# LLM Empathy Evaluation Framework

This repository contains the implementation and evaluation scripts for the paper **"Position: LLMs Should Incorporate Explicit Mechanisms for Human Empathy"**.

The framework evaluates Large Language Models (LLMs) across three dimensions of empathy—**Cognitive, Cultural, and Relational**—and identifies specific failure mechanisms using novel metrics alongside standard benchmarks.

## 📂 Project Structure

```text
.
├── news_generation.py              # Cognitive Empathy Task (Newsroom)
├── literary_translation.py         # Cultural Empathy Task (WMT23)
├── pyschological_counseling.py     # Relational Empathy Task (Counseling)
│
└── metrics/                        # Evaluation Scripts
    ├── SA_score.py                 # Sentiment Attenuation (SA) Metric
    ├── EGM_score.py                # Empathic Granularity Mismatch (EGM) Metric
    ├── LD_score.py                 # Linguistic Distancing (LD) Metric
    ├── CA_score.py                 # Conflict Avoidance (CA) Metric
    ├── chrF_comet.py               # Standard Translation Metrics
    ├── run_empathy_epitome_hf.py   # Standard Counseling Metrics (EPITOME)
    ├── semantic_similarity.py      # Semantic preservation (Embedding Cosine Sim)
    └── ROUGE.py                    # Standard Summarization Metrics (ROUGE/CIDEr)

```

## 🛠️ Prerequisites

Please install the required Python libraries before running the scripts:

```bash
pip install openai tqdm spacy nltk numpy scipy pandas torch transformers sacrebleu unbabel-comet
python -m spacy download en_core_web_sm

```

> **Note:** Most scripts require an OpenAI API key (or compatible endpoint) to function, as GPT-4o/GPT-5.2 is used as a judge for several metrics. Please set your `api_key` in the respective Python files.

---

## 🚀 1. Task Generation

These scripts generate model outputs for the three empathy dimensions.

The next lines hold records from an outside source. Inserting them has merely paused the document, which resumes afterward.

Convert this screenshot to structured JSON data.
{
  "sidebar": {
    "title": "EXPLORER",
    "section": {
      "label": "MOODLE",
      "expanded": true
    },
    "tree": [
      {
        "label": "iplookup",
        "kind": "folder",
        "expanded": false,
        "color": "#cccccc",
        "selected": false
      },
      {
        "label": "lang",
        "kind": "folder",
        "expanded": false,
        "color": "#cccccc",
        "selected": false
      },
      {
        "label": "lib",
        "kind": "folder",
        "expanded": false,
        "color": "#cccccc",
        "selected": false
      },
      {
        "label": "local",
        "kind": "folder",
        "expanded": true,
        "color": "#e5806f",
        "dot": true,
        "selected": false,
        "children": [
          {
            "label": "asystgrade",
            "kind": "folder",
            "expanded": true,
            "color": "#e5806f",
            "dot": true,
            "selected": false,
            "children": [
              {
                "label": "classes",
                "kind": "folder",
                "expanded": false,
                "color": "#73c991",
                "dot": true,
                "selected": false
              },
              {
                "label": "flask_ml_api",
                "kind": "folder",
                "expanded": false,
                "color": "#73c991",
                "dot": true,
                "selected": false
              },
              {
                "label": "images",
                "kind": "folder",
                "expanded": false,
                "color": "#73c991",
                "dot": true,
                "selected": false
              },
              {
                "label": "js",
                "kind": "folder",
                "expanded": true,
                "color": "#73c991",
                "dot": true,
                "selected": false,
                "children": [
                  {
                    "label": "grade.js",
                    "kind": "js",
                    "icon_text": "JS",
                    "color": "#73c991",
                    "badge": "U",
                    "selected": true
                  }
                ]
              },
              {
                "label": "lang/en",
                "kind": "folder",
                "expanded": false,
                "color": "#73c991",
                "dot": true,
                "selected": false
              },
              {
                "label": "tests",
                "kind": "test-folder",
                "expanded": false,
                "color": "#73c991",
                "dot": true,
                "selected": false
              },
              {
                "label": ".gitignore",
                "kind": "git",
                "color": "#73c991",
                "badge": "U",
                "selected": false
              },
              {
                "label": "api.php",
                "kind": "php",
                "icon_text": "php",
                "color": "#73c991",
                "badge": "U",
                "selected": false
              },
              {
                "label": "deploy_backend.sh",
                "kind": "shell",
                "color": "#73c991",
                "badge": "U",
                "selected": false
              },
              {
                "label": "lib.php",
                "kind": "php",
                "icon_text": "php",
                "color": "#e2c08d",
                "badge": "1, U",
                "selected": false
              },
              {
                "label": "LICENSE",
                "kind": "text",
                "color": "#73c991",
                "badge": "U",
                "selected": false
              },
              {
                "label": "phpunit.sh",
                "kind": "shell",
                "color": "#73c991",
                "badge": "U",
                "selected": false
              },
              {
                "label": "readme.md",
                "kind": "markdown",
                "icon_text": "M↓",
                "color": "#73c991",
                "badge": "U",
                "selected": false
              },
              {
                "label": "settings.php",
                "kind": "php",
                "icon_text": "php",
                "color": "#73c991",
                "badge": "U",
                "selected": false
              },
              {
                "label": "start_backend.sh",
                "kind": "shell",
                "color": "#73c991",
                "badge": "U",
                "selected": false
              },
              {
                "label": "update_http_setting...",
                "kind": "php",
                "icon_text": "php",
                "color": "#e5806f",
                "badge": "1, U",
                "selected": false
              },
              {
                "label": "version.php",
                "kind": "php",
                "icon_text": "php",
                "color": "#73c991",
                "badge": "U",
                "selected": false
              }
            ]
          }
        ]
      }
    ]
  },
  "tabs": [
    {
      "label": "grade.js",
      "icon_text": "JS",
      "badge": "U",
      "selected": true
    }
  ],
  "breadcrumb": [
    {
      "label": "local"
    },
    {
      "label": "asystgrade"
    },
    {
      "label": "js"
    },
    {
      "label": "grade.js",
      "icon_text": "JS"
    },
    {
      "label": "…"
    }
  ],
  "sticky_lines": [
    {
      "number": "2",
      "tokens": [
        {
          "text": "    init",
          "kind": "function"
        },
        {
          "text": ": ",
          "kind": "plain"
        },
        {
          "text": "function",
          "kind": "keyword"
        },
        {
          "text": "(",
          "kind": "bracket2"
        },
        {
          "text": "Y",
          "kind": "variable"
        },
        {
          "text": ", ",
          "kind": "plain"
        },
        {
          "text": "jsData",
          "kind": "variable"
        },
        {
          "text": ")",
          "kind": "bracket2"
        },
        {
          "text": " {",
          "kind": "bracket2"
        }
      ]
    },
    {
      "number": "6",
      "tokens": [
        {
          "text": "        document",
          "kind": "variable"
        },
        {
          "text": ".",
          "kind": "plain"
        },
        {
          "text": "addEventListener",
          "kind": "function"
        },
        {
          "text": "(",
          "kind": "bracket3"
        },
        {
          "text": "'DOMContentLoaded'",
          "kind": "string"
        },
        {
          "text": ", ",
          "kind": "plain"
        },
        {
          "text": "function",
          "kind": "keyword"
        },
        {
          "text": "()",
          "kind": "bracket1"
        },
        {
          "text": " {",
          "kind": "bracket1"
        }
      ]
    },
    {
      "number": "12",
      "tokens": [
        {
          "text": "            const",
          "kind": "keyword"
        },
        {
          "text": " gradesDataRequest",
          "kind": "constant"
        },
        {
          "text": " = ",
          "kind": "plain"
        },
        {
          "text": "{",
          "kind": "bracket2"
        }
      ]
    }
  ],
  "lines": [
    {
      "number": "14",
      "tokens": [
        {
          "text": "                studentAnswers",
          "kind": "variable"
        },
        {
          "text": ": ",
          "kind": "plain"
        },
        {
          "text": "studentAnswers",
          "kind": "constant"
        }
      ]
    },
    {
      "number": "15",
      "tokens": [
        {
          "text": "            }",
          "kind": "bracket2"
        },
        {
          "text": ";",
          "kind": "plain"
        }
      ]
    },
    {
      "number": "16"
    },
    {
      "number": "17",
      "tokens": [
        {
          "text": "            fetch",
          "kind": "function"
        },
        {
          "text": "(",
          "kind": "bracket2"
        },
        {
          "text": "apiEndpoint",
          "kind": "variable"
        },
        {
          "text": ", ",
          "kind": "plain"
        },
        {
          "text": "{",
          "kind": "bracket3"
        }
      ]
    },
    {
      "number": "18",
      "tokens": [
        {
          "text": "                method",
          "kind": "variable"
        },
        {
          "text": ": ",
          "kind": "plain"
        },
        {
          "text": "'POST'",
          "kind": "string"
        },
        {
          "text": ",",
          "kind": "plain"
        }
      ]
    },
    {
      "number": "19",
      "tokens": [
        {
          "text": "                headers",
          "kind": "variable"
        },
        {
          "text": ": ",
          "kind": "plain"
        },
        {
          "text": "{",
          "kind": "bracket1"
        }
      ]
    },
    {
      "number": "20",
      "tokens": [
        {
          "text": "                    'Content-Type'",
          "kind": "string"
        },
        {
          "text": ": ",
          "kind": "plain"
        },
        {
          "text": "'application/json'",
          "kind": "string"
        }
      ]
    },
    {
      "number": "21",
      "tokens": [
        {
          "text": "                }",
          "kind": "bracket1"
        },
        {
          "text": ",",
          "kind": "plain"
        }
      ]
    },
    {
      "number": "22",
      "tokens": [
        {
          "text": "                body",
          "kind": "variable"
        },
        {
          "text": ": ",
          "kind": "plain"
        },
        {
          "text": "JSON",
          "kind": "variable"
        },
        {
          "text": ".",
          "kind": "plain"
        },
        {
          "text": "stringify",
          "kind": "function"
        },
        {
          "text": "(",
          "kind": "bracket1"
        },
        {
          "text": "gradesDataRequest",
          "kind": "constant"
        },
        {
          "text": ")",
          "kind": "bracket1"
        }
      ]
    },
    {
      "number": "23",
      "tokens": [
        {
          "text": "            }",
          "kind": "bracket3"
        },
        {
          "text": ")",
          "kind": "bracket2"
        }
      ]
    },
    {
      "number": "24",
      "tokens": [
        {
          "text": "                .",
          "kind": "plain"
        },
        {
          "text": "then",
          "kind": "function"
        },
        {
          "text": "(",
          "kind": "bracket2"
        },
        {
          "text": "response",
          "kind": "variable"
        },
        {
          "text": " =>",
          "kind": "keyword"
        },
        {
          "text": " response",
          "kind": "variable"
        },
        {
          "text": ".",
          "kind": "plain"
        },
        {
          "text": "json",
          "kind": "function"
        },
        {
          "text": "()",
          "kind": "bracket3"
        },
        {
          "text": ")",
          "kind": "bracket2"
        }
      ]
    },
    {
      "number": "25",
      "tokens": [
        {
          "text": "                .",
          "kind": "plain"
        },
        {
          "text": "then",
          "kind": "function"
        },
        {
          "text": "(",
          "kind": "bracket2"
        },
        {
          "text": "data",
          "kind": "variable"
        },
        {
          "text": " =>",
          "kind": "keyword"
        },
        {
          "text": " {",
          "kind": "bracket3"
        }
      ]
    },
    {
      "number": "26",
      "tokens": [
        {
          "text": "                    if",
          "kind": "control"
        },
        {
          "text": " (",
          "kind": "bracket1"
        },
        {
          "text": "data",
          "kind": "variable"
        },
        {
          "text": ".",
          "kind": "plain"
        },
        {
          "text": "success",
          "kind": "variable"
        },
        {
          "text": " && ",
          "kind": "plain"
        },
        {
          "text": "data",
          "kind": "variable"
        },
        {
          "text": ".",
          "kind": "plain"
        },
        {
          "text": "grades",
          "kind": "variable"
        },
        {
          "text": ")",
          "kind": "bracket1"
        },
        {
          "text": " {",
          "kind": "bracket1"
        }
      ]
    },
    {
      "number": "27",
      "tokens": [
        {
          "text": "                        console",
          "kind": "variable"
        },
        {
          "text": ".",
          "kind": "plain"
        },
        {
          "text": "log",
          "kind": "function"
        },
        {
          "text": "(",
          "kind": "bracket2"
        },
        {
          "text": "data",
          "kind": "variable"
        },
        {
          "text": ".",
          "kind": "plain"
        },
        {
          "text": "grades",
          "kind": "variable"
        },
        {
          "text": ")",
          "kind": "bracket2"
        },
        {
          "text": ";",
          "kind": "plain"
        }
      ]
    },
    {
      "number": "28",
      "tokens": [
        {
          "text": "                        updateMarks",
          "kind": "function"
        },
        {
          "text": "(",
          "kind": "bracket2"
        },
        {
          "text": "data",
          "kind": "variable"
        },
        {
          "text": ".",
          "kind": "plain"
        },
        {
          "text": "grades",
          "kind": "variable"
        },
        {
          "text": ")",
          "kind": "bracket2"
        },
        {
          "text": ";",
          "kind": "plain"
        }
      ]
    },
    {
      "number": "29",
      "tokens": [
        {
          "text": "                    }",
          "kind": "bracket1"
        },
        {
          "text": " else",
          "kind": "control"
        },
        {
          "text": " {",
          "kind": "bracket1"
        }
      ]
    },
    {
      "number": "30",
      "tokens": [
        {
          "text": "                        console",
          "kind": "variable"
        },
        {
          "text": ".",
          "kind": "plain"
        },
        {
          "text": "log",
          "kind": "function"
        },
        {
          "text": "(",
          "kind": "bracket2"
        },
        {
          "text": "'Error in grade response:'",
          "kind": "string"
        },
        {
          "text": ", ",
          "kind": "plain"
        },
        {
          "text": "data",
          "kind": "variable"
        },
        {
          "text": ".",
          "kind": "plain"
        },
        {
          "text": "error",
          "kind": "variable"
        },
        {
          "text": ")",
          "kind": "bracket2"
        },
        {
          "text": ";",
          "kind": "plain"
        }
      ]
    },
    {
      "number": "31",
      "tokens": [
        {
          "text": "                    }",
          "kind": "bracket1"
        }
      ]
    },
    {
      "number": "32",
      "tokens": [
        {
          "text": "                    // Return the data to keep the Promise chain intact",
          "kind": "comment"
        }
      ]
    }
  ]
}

### **Cognitive Empathy: News Generation**

* **File:** `news_generation.py`
* **Description:** Generates full news articles based on high-impact summaries from the **Newsroom** dataset. It tests if the model preserves the informational salience and urgency of the original event.
* **Input:** `./dataset/newsroom.json`
* **Output:** `./result/article_generation.jsonl`

### **Cultural Empathy: Literary Translation**

* **File:** `literary_translation.py`
* **Description:** Performs discourse-level literary translation (Chinese to English) using the **WMT2023** dataset. It tests the model's ability to preserve narrative voice and cultural context.
* **Input:** `./dataset/wmt23.json`
* **Output:** `./result/wmt23_translation_[model]_results.jsonl`

### **Relational Empathy: Psychological Counseling**

* **File:** `pyschological_counseling.py`
* **Description:** Generates therapist-style responses to client narratives (e.g., workplace bullying, relationship betrayal). It tests the model's ability to engage with conflict and valid affect.
* **Input:** `./dataset/data.json`
* **Output:** `./result/[model].jsonl`

---

## 📊 2. Evaluation Metrics

The `metrics/` folder contains scripts to calculate both standard performance metrics and the specific empathy failure mechanisms.

### **A. Empathy Failure Mechanisms**

#### **1. Sentiment Attenuation (SA)**

* **File:** `metrics/SA_score.py`
* **Mechanism:** Measures if the model systematically downscales emotional intensity compared to the reference.
* **Method:** Uses LLM-as-a-judge to score emotional intensity on a scale of 0.0–1.0 for both reference and generation, then calculates the compression rate.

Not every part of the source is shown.